CO2 is available at many sporting good shops that handle Airsoft or paintball, for about $5 locally. If you have access to nitrogen, it will offer a bit more pressure and range.
Once charged live, we tested it by burning off brush around a drainage pond. There is actual recoil, or more accurately thrust, from firing this. The operator remains relatively cool, but the flame emits radiant heat to the sides that is palpable at quite some distance.
The pond was about 50 feet by 20 feet in size and was surrounded by heavy greenery and weeds. It took less than two minutes (two charges) of both working and playing about to clear a five foot swath all the way around.
I then tested it on one of my property’s abandoned animal runs, which was about 20′ square. It was full of trash, trees, weeds, and brush. One tank and about 60 seconds cleared it down to ash and stalks, making it much easier to finish clearing with shears and loppers.
We kept a fire extinguisher handy, and I strongly recommend doing so for safety. It wasn’t needed, but if it becomes so it would be critical. As fun as it is to operate, this is not a toy.
For brush removal around a position to clear a field of fire, it would be much faster than hand tools, assuming the fuel is available. For igniting debris, even when wet and cold, it is hard to beat. Caution: Do not inhale fumes from burning debris if it might contain toxic chemicals, or if it contains toxic plant matter, such as poison ivy.
For a defensive weapon, it would be hindered by the prep and loading time as well as the limited burn time and range. However, for protecting an emplaced position, it would work very well to deny large swaths of ground to any attackers, for firing existing burn piles for cover or concealment, and for direct distraction and concealment behind a huge ball of flame and smoke. It could be used to corral attackers into a chosen area of effect. It would not instantly stop a vehicle, but any unhardened vehicle would be rendered inoperable in seconds. In extremis, it would be instantly incapacitating and lethal within its range, causing traumatic, contaminated burns. In enclosed spaces, such as bunkers, sheds, or entryways, it consumes most of the oxygen, leaving any occupants with a lungful of smoke and carbon monoxide. I caution that this would have to be during a siege or mass attack when law and order has broken down. Any use as a weapon with existing legal infrastructure would probably constitute pre-meditation, would definitely attract unfavorable government and media attention, and least of all but certainly an EPA bill for cleanup. But if it was to hand when your life was threatened, it’s a trump card of psychological magnitude and terror.

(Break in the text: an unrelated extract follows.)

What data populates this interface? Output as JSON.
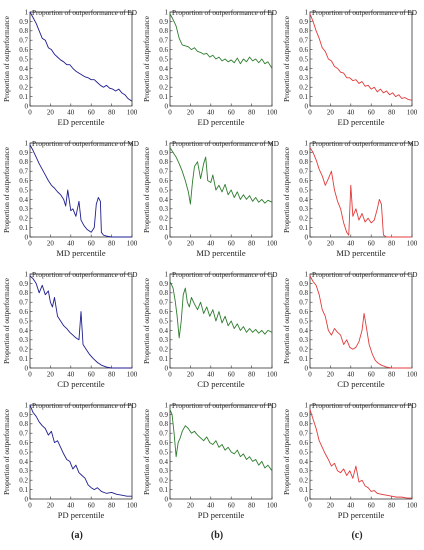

We found occasional ignition issues with pure diesel, the fuel blowing right across the igniter without catching. Releasing the trigger and re-firing usually corrected this at once, and the projected fuel then lit from the second shot. With mixed fuel and oil, there were no ignition problems at all.
There are improvements that could be made. The igniter would benefit from a fabricated attachment rather than hose clamps. While the pressure bottle was secure enough, a clamp assembly would be sturdier than relying on the fittings. However, I’ve had no trouble with reliability.

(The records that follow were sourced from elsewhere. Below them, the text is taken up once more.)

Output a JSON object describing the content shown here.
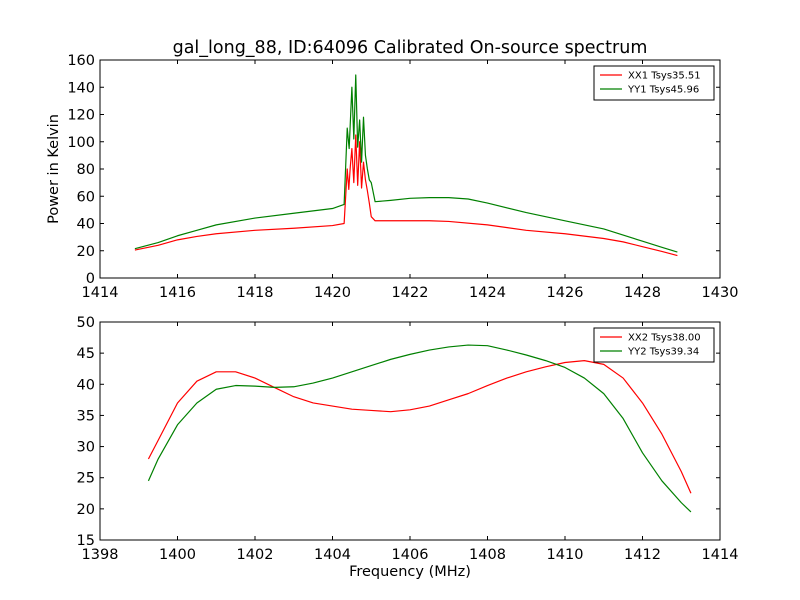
{
  "figure": {
    "title": "gal_long_88, ID:64096 Calibrated On-source spectrum"
  },
  "chart_data": [
    {
      "type": "line",
      "title": "gal_long_88, ID:64096 Calibrated On-source spectrum",
      "xlabel": "",
      "ylabel": "Power in Kelvin",
      "xlim": [
        1414,
        1430
      ],
      "ylim": [
        0,
        160
      ],
      "xticks": [
        1414,
        1416,
        1418,
        1420,
        1422,
        1424,
        1426,
        1428,
        1430
      ],
      "yticks": [
        0,
        20,
        40,
        60,
        80,
        100,
        120,
        140,
        160
      ],
      "grid": false,
      "legend_position": "top-right",
      "series": [
        {
          "name": "XX1 Tsys35.51",
          "color": "#ff0000",
          "x": [
            1414.9,
            1415.5,
            1416,
            1416.5,
            1417,
            1418,
            1419,
            1420,
            1420.3,
            1420.38,
            1420.42,
            1420.46,
            1420.5,
            1420.55,
            1420.6,
            1420.65,
            1420.7,
            1420.75,
            1420.8,
            1420.85,
            1420.9,
            1420.95,
            1421.0,
            1421.1,
            1421.5,
            1422,
            1422.5,
            1423,
            1424,
            1425,
            1426,
            1427,
            1427.5,
            1428,
            1428.5,
            1428.9
          ],
          "y": [
            20.5,
            24,
            28,
            30.5,
            32.5,
            35,
            36.5,
            38.5,
            40,
            80,
            65,
            82,
            95,
            70,
            105,
            68,
            100,
            66,
            85,
            72,
            64,
            55,
            45,
            42,
            42,
            42,
            42,
            41.5,
            39,
            35,
            32.5,
            29,
            26.5,
            23,
            19.5,
            16.5
          ]
        },
        {
          "name": "YY1 Tsys45.96",
          "color": "#008000",
          "x": [
            1414.9,
            1415.5,
            1416,
            1416.5,
            1417,
            1418,
            1419,
            1420,
            1420.3,
            1420.38,
            1420.43,
            1420.5,
            1420.55,
            1420.6,
            1420.65,
            1420.7,
            1420.75,
            1420.8,
            1420.85,
            1420.9,
            1420.95,
            1421.0,
            1421.1,
            1421.5,
            1422,
            1422.5,
            1423,
            1423.5,
            1424,
            1425,
            1426,
            1427,
            1428,
            1428.5,
            1428.9
          ],
          "y": [
            21.5,
            26,
            31,
            35,
            39,
            44,
            47.5,
            51,
            54,
            110,
            95,
            140,
            102,
            149,
            96,
            116,
            85,
            118,
            90,
            80,
            72,
            70,
            56,
            57,
            58.5,
            59,
            59,
            58,
            55,
            48,
            42,
            36,
            27,
            22.5,
            19
          ]
        }
      ]
    },
    {
      "type": "line",
      "title": "",
      "xlabel": "Frequency (MHz)",
      "ylabel": "",
      "xlim": [
        1398,
        1414
      ],
      "ylim": [
        15,
        50
      ],
      "xticks": [
        1398,
        1400,
        1402,
        1404,
        1406,
        1408,
        1410,
        1412,
        1414
      ],
      "yticks": [
        15,
        20,
        25,
        30,
        35,
        40,
        45,
        50
      ],
      "grid": false,
      "legend_position": "top-right",
      "series": [
        {
          "name": "XX2 Tsys38.00",
          "color": "#ff0000",
          "x": [
            1399.25,
            1399.5,
            1400,
            1400.5,
            1401,
            1401.5,
            1402,
            1402.5,
            1403,
            1403.5,
            1404,
            1404.5,
            1405,
            1405.5,
            1406,
            1406.5,
            1407,
            1407.5,
            1408,
            1408.5,
            1409,
            1409.5,
            1410,
            1410.5,
            1411,
            1411.5,
            1412,
            1412.5,
            1413,
            1413.25
          ],
          "y": [
            28,
            31,
            37,
            40.5,
            42,
            42,
            41,
            39.5,
            38,
            37,
            36.5,
            36,
            35.8,
            35.6,
            35.9,
            36.5,
            37.5,
            38.5,
            39.8,
            41,
            42,
            42.8,
            43.5,
            43.8,
            43.2,
            41,
            37,
            32,
            26,
            22.5
          ]
        },
        {
          "name": "YY2 Tsys39.34",
          "color": "#008000",
          "x": [
            1399.25,
            1399.5,
            1400,
            1400.5,
            1401,
            1401.5,
            1402,
            1402.5,
            1403,
            1403.5,
            1404,
            1404.5,
            1405,
            1405.5,
            1406,
            1406.5,
            1407,
            1407.5,
            1408,
            1408.5,
            1409,
            1409.5,
            1410,
            1410.5,
            1411,
            1411.5,
            1412,
            1412.5,
            1413,
            1413.25
          ],
          "y": [
            24.5,
            28,
            33.5,
            37,
            39.2,
            39.8,
            39.7,
            39.5,
            39.6,
            40.2,
            41,
            42,
            43,
            44,
            44.8,
            45.5,
            46,
            46.3,
            46.2,
            45.5,
            44.7,
            43.8,
            42.7,
            41,
            38.5,
            34.5,
            29,
            24.5,
            21,
            19.5
          ]
        }
      ]
    }
  ]
}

Photo links below show the short range and effectiveness of straight diesel.
I rate it excellent for brush removal. It’s unexcelled for fun, if you like controlled fire. As a weapon, it’s limited in utility but devastatingly psychologically effective.
There are other models out there, but I have found this to be the most cost effective, range effective, and capacity effective model. To the best of my research, flamethrowers are unrestricted in 48 states, prohibited in Maryland, and require fire marshall approval to use in California, which given the risk of brush fires isn’t entirely unreasonable in this case.
Note: I purchased my own model and use it on my property for brush removal. I was not compensated in any way for this review.